Zwischen der Himmelfahrt des Auferstandenen und dem ersten
christlichen Pfingstfest versammeln sich die Apostel mit Maria, um gemeinsam
die Gabe des Heiligen Geistes zu empfangen, ohne den man nicht Zeuge werden
kann. Sie, die ihn schon empfangen hat, um das menschgewordene Wort zu gebären,
teilt mit der ganzen Kirche die Erwartung dieser selben Gabe, damit im Herzen
jedes Gläubigen „Christus Gestalt annimmt“ (vgl.

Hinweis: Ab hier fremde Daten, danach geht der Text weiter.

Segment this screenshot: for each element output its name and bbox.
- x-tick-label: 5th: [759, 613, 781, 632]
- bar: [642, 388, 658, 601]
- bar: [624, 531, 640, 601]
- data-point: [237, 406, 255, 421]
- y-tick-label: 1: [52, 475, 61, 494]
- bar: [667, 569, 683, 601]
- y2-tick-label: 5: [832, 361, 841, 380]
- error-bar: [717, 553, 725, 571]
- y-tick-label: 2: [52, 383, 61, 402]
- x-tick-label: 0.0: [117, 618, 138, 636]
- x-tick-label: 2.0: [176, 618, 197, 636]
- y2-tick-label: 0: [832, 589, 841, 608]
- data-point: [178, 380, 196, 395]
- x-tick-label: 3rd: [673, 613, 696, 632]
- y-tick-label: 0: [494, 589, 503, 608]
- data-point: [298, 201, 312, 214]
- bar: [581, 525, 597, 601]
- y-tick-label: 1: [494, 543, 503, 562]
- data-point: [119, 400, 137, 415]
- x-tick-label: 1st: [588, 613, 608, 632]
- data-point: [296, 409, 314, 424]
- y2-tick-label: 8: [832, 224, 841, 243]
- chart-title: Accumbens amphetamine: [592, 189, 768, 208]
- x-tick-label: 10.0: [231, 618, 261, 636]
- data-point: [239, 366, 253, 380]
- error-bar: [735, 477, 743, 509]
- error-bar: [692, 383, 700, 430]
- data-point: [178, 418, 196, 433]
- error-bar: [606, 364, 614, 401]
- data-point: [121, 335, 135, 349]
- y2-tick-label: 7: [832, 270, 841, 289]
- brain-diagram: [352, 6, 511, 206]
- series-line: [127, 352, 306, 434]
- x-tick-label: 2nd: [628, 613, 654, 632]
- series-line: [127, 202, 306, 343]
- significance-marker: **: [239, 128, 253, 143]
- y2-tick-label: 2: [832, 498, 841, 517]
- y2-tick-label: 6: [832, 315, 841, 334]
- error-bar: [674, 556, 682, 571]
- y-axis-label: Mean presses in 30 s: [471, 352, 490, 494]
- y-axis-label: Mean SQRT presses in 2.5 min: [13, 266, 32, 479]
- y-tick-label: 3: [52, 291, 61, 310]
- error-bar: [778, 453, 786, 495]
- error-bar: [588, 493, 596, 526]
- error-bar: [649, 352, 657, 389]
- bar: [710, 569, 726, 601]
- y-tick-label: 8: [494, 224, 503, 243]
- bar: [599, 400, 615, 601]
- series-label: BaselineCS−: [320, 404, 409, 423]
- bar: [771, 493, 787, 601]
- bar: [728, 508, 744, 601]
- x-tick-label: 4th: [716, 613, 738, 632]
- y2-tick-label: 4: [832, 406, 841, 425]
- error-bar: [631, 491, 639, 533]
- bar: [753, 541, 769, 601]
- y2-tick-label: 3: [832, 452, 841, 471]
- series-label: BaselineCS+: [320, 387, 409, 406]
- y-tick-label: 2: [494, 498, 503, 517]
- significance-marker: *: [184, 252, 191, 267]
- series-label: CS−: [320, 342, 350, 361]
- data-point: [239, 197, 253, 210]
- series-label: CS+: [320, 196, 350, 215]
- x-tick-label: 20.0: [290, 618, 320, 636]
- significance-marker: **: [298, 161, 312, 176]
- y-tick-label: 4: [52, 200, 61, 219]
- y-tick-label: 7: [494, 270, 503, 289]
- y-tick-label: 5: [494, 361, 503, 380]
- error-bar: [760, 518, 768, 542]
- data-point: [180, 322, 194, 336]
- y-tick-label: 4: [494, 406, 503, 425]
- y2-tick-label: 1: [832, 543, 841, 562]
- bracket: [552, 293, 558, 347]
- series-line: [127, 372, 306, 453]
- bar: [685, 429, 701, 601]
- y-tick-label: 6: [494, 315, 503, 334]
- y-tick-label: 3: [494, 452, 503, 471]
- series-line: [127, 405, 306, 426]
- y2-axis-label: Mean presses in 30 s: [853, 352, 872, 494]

Gal 4,19).
Wenn es ohne
Pfingsten keine Kirche gibt, gibt es ohne Maria kein Pfingsten, denn sie hat
auf einzigartige Weise erlebt, was die Kirche jeden Tag unter der Wirkung des
Heiligen Geistes erfährt. Der heilige Chromatius von Aquileia schreibt über
diesen Passus der „Apostelgeschichte“: „So versammelte sich also die Kirche im
Zimmer im Obergeschoss zusammen mit Maria, der Mutter Jesu, und mit seinen
Brüdern. Man könnte sie nicht Kirche nennen, wenn nicht Maria zugegen wäre, die
Mutter des Herrn… Die Kirche Christi ist dort, wo die Menschwerdung Christi aus
der Jungfrau verkündet wird; und wo die Apostel verkünden, dort hört man das
Evangelium“ (Sermo 30,1: SC 164, 135).
Das Zweite Vatikanische Konzil hat auf
besondere Weise diese Beziehung hervorheben wollen, die im gemeinsamen Beten
von Maria und den Aposteln deutlich wird, die zusammen am selben Ort auf den
Heiligen Geist warten. Die dogmatische Konstitution „Lumen gentium“ erklärt:
„Da es aber Gott gefiel, das Sakrament des menschlichen Heils nicht eher
feierlich zu verkünden, als bis er den verheißenen Heiligen Geist ausgegossen
hatte, sehen wir die Apostel vor dem Pfingsttag ‚einmütig in Gebet verharren
mit den Frauen und Maria, der Mutter Jesu, und seinen Brüdern‘ (Apg 1,14) und
Maria mit ihren Gebeten die Gabe des Geistes erflehen, der sie schon bei der Verkündigung
überschattet hatte“ (Nr. 59). Der bevorzugte Ort Mariens ist die Kirche, wo sie
„als überragendes und völlig einzigartiges Glied… wie auch als ihr Typus und
klarstes Urbild im Glauben und in der Liebe“ anerkannt ist (ebd., Nr. 53).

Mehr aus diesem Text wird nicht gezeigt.